2.3.3.2 Decision 의 함정

SRM 무시 시:
  "5 metric 모두 lift, p < 0.01"
  Decision: launch

But:
  Sample mismatch
  → False positive 가능
  → 잘못된 decision

2.3.4 Investigation

저자 강조: “the excluded users were those that used an old version of the Chrome browser, which was the cause of the SRM. Also, a bot was not properly classified due to some changes in the Treatment, causing an SRM.”

2.3.4.1 Browser Segment 분석

Investigation step 1:
  Browser 별 sample ratio:
    Chrome (current): 50/50 (passes SRM)
    Chrome (old version): T=10K, C=15K (fail)
    Firefox: 50/50 (passes)
    Safari: 50/50 (passes)
    Edge: 50/50 (passes)

  → Old Chrome 의 sample mismatch
  → 이 segment 의 user 가 Treatment 노출 적음

2.3.4.2 Bot 분류 의 issue

Investigation step 2:
  Bot detection 의 결과:
    Treatment 의 일부 user 가 bot 분류
    Treatment 의 변경이 user 행동 변경
    → 일부 normal user 가 bot heuristic 매칭
    → Treatment 의 bot count > Control 의 bot count
    → Filtering 후 Treatment user 적음

2.3.5 After Fix (Excluded affected users)
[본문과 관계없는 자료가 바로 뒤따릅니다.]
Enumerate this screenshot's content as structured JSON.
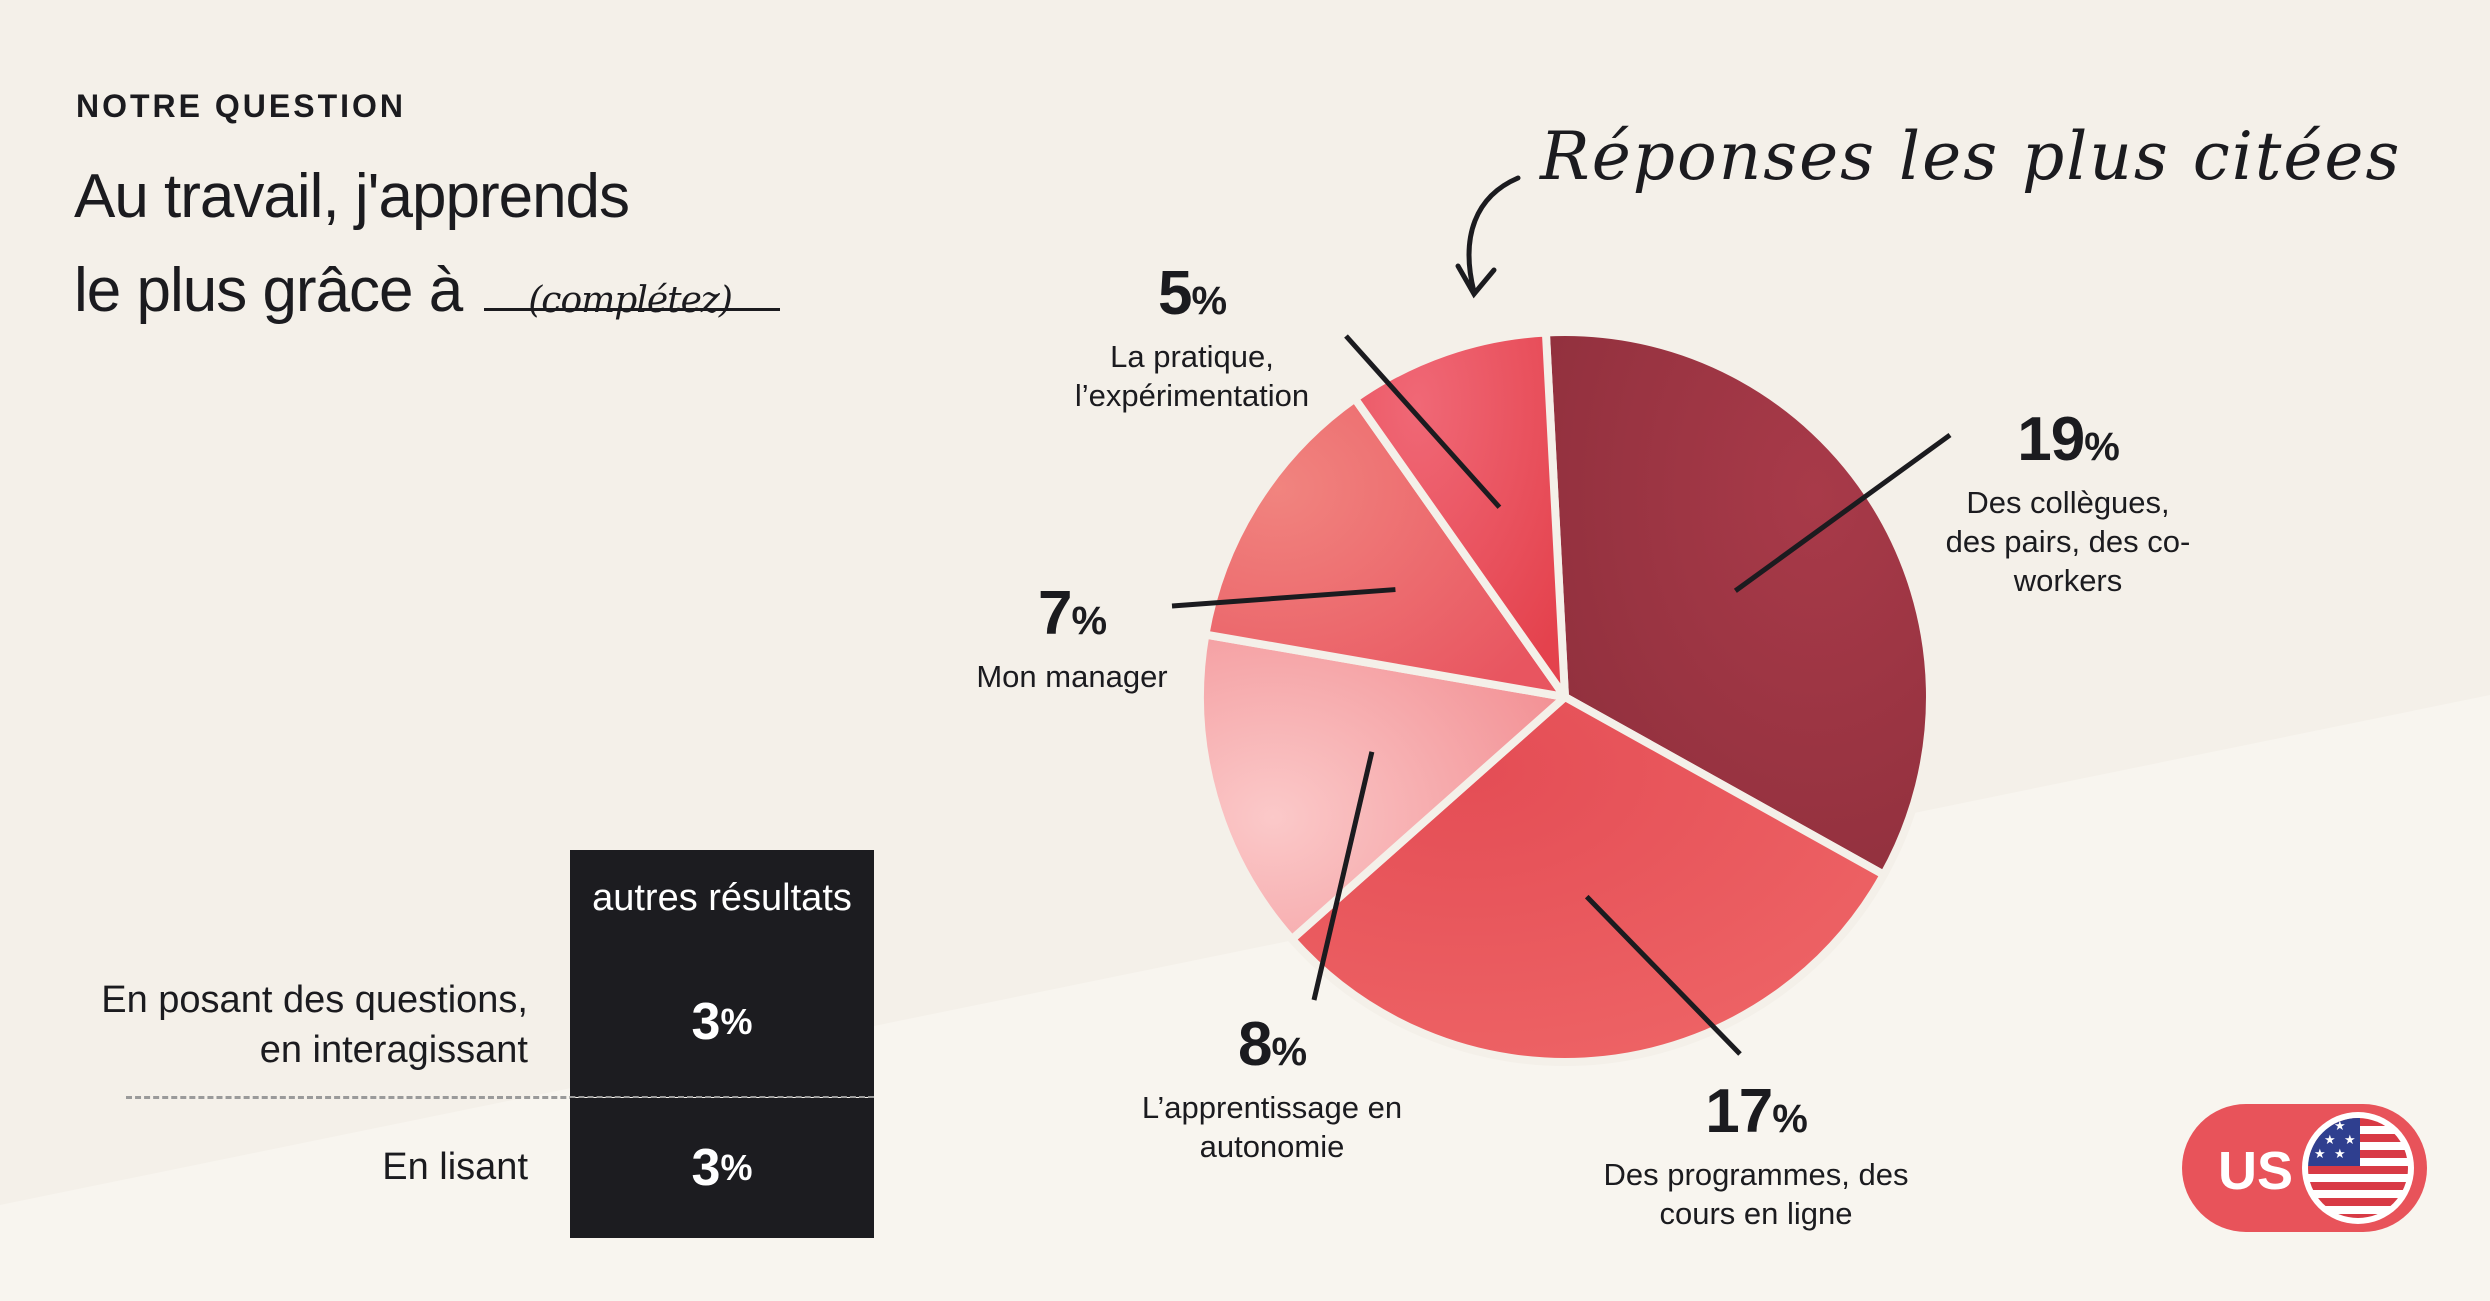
{
  "header": {
    "eyebrow": "NOTRE QUESTION",
    "title_line1": "Au travail, j'apprends",
    "title_line2": "le plus grâce à",
    "blank_hint": "(complétez)"
  },
  "annotation": "Réponses les plus citées",
  "chart_data": {
    "type": "pie",
    "title": "Réponses les plus citées",
    "slices": [
      {
        "label": "Des collègues, des pairs, des co-workers",
        "value": 19,
        "color": "#9e3644"
      },
      {
        "label": "Des programmes, des cours en ligne",
        "value": 17,
        "color": "#e9545a"
      },
      {
        "label": "L’apprentissage en autonomie",
        "value": 8,
        "color": "#f7a9ab"
      },
      {
        "label": "Mon manager",
        "value": 7,
        "color": "#ee7272"
      },
      {
        "label": "La pratique, l’expérimentation",
        "value": 5,
        "color": "#ef5a68"
      }
    ]
  },
  "labels": [
    {
      "pct": "19",
      "sign": "%",
      "desc": [
        "Des collègues,",
        "des pairs, des co-",
        "workers"
      ]
    },
    {
      "pct": "17",
      "sign": "%",
      "desc": [
        "Des programmes, des",
        "cours en ligne"
      ]
    },
    {
      "pct": "8",
      "sign": "%",
      "desc": [
        "L’apprentissage en",
        "autonomie"
      ]
    },
    {
      "pct": "7",
      "sign": "%",
      "desc": [
        "Mon manager"
      ]
    },
    {
      "pct": "5",
      "sign": "%",
      "desc": [
        "La pratique,",
        "l’expérimentation"
      ]
    }
  ],
  "others": {
    "header": "autres résultats",
    "rows": [
      {
        "label_lines": [
          "En  posant des questions,",
          "en interagissant"
        ],
        "value": "3",
        "sign": "%"
      },
      {
        "label_lines": [
          "En lisant"
        ],
        "value": "3",
        "sign": "%"
      }
    ]
  },
  "badge": {
    "country": "US",
    "icon": "us-flag-icon"
  },
  "colors": {
    "background": "#f4f0e9",
    "lower_band": "#f8f5ef",
    "dark_cell": "#1c1c20",
    "badge": "#e8535a"
  }
}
After excluding old Chrome + reclassified bots:
  Treatment: 924,240
  Control: 924,842
  Total: 1,849,082

  Ratio: T/C = 0.9993
  T fraction: 0.4998

  Chi-square: ~0.2
  p-value: 0.658
  → SRM passes (p > 0.001)

2.3.5.1 Re-analysis 의 결과

After fix:
| Metric          | Delta % | P-Value | Significance |
|-----------------|---------|---------|--------------|
| Sessions/UU     | +0.19%  | 0.3754  | NO |
| Metric 2        | +0.04%  | 0.1671  | NO |
| Metric 3        | +0.13%  | 0.0727  | Marginal |
| Metric 4        | -0.12%  | 0.2877  | NO |
| Metric 5        | +0.01%  | 0.8275  | NO |

→ 모든 5 metric 의 statistical significance 사라짐
→ Treatment 의 진정 effect: minimal

2.3.5.2 Lesson

Original (with SRM):
  "Treatment 의 강한 lift" (false)
  Launch decision (잘못)

After fix (SRM resolved):
  "Treatment 의 effect minimal" (true)
  Decision: reject 또는 redesign

Difference:
  6% 사용자 의 unequal exposure (SRM cause)
  → 5 metric 모두 의 false significance
  → 잘못된 launch 의 risk

이 dramatic effect 가 SRM 의 critical 성의 evidence.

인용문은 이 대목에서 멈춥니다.